This week's question came from Alyssa:
I have some achy muscles and some low back pain occasionally. What is the best thing to use: heat or ice?
Thanks for the question this week!
Well, the 'text book' usage of ice is in any case of acute injury (such as ankle sprain or whiplash) for the first 48-72 hours. Heat can be applied to any chronic pain after that initial 72-96 hours has passed.
Usually with an acute injury, you also have swelling, pain, and bruising or redness around the area. Sometimes when you have a lot of inflammation, the area can also feel warm to the touch.
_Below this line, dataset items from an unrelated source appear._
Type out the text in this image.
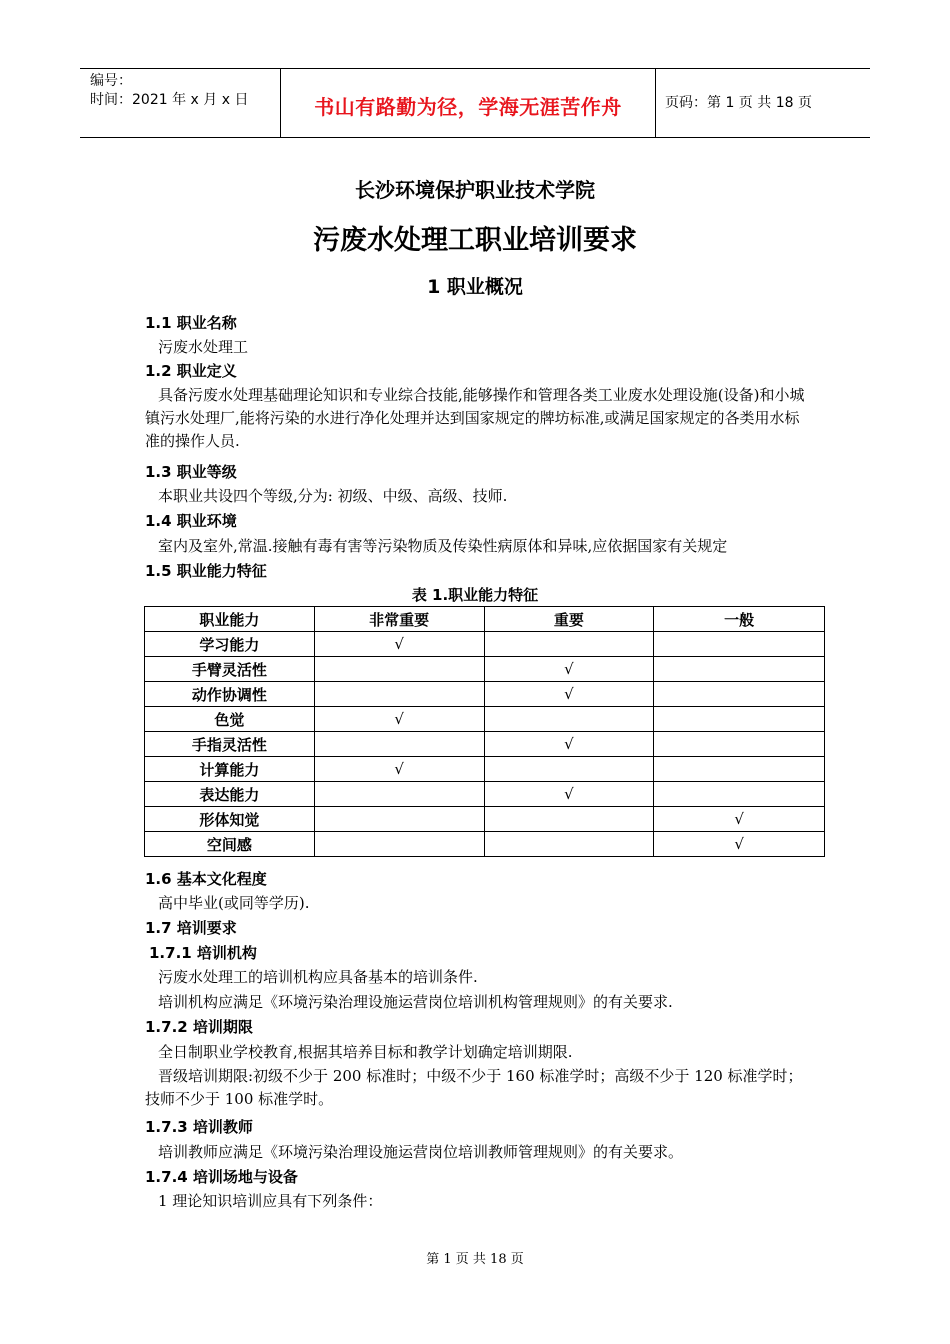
编号：
时间：2021 年 x 月 x 日	书山有路勤为径，学海无涯苦作舟	页码：第 1 页 共 18 页
长沙环境保护职业技术学院
污废水处理工职业培训要求
1 职业概况
1.1 职业名称
污废水处理工
1.2 职业定义
具备污废水处理基础理论知识和专业综合技能,能够操作和管理各类工业废水处理设施(设备)和小城镇污水处理厂,能将污染的水进行净化处理并达到国家规定的牌坊标准,或满足国家规定的各类用水标准的操作人员.
1.3 职业等级
本职业共设四个等级,分为: 初级、中级、高级、技师.
1.4 职业环境
室内及室外,常温.接触有毒有害等污染物质及传染性病原体和异味,应依据国家有关规定
1.5 职业能力特征
表 1.职业能力特征
职业能力	非常重要	重要	一般
学习能力	√		
手臂灵活性		√	
动作协调性		√	
色觉	√		
手指灵活性		√	
计算能力	√		
表达能力		√	
形体知觉			√
空间感			√
1.6 基本文化程度
高中毕业(或同等学历).
1.7 培训要求
1.7.1 培训机构
污废水处理工的培训机构应具备基本的培训条件.
培训机构应满足《环境污染治理设施运营岗位培训机构管理规则》的有关要求.
1.7.2 培训期限
全日制职业学校教育,根据其培养目标和教学计划确定培训期限.
晋级培训期限:初级不少于 200 标准时；中级不少于 160 标准学时；高级不少于 120 标准学时；技师不少于 100 标准学时。
1.7.3 培训教师
培训教师应满足《环境污染治理设施运营岗位培训教师管理规则》的有关要求。
1.7.4 培训场地与设备
1 理论知识培训应具有下列条件：
第 1 页 共 18 页
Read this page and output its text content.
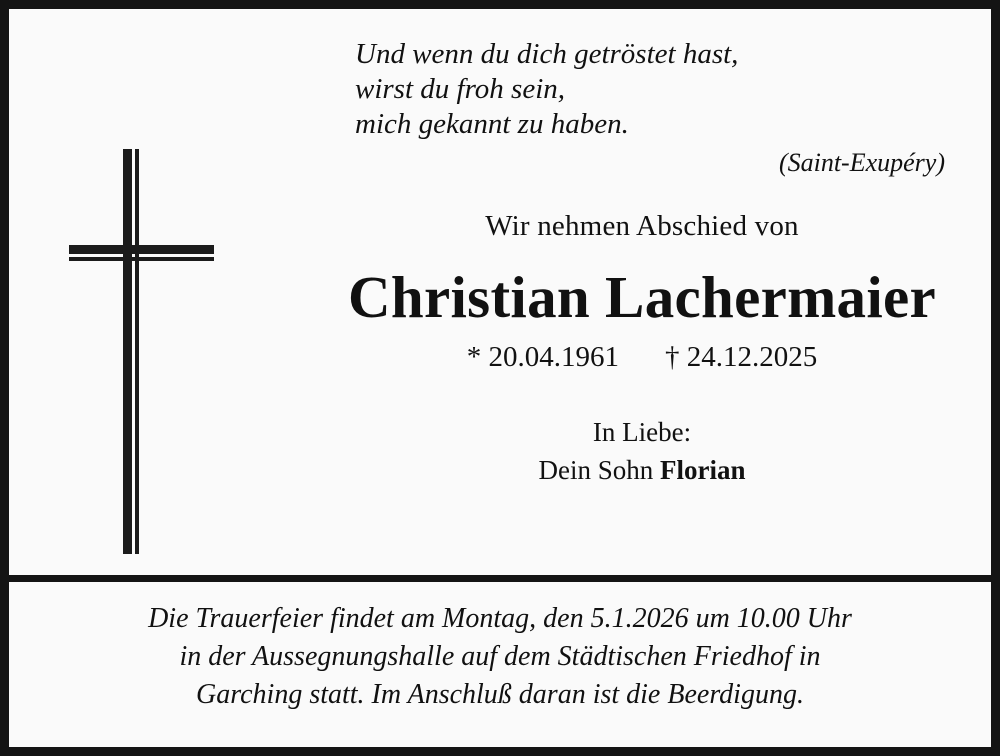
Und wenn du dich getröstet hast,
wirst du froh sein,
mich gekannt zu haben.
(Saint-Exupéry)
Wir nehmen Abschied von
Christian Lachermaier
* 20.04.1961 † 24.12.2025
In Liebe:
Dein Sohn Florian
Die Trauerfeier findet am Montag, den 5.1.2026 um 10.00 Uhr
in der Aussegnungshalle auf dem Städtischen Friedhof in
Garching statt. Im Anschluß daran ist die Beerdigung.
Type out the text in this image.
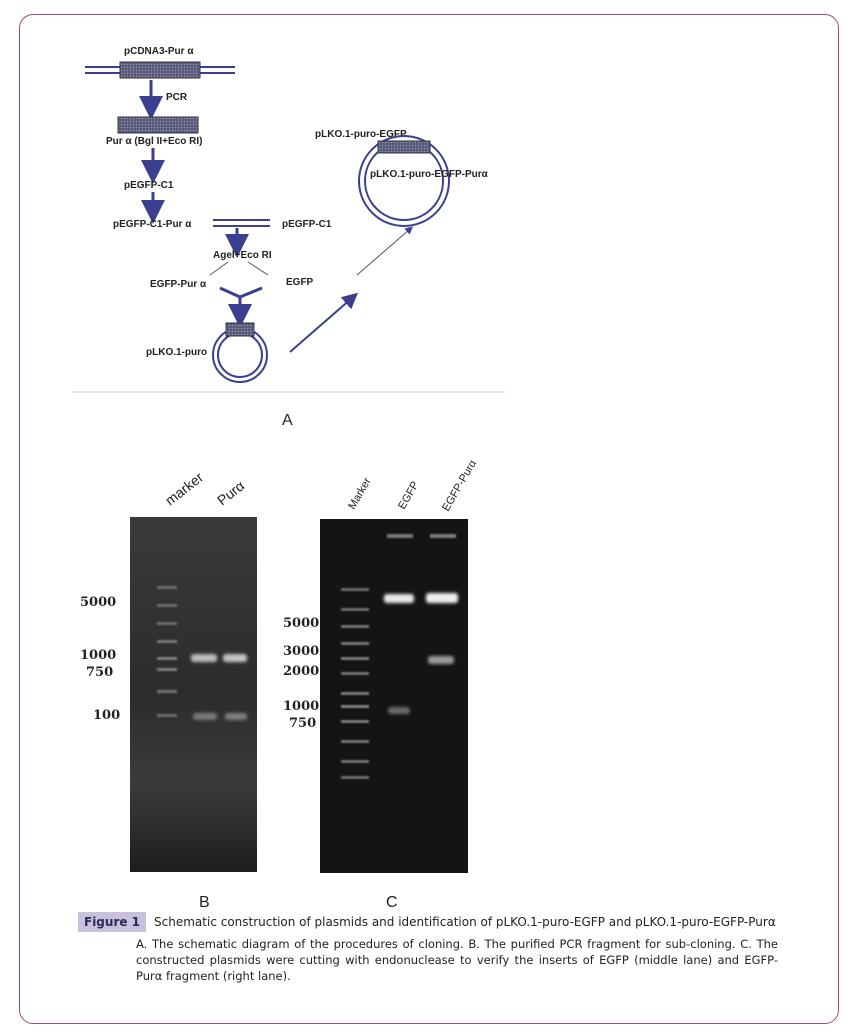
pCDNA3-Pur α
PCR
Pur α (Bgl II+Eco RI)
pEGFP-C1
pEGFP-C1-Pur α	pEGFP-C1
Agel+Eco RI
EGFP-Pur α	EGFP
pLKO.1-puro
pLKO.1-puro-EGFP
pLKO.1-puro-EGFP-Purα
A
marker Purα
5000
1000
750
100
Marker EGFP EGFP-Purα
5000
3000
2000
1000
750
B	C
Figure 1 Schematic construction of plasmids and identification of pLKO.1-puro-EGFP and pLKO.1-puro-EGFP-Purα
A. The schematic diagram of the procedures of cloning. B. The purified PCR fragment for sub-cloning. C. The constructed plasmids were cutting with endonuclease to verify the inserts of EGFP (middle lane) and EGFP-Purα fragment (right lane).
When these symptoms are present, it's definitely an indication for ice. I usually don't follow the textbook rules of 48-72 hours because people aren't textbook at all.
I have had some patients with low back pain, knee pain, or neck pain with swelling well after that 72 hours. Especially with some of the extremity joints (knees, ankles, elbows), sometimes the edema (fluid) can take a little while to go down. The older a person is, certain medical conditions, activity/exercise, and severity of the trauma will also influence any inflammation.
Ice works to constrict the blood vessels, reducing the swelling in the area. I usually tell people to ice 10-15 minutes at a time (usually less if it's a hand or foot that needs to be iced), making sure you have at least one layer between the skin and the cold source. I also advise people to not lay down on top of ice and if the area starts to get numb, that's a pretty good indication to stop icing.
So, heat can be applied to those stiff and achy muscles. Heat works by dilating the blood vessels, bringing extra blood and oxygen to the area which can reduce muscle spasm. Some tips for using heat are the same as ice: 10-15 minutes with a layer between the skin and heat source. If it feels like it's burning, time to stop. You want to make sure there are no signs of inflammation when applying heat as this can actually make it worse.
It is also possible to over-ice or over-heat, so unless someone is really severe, two to three times a day is good for most people. If anyone is ever unsure of what to do or for how much, I'm always happy to answer questions directly at my office so that we can assess exactly what's going on. You can also contact your medical doctor. As with many health questions, it's best to ask a health professional directly and get an assessment. The heat and icing tips I listed above are just simple guidelines to follow. Age, activity or exercise levels, injuries (past or present), and medical conditions are all important to factor in when deciding which is best for each individual.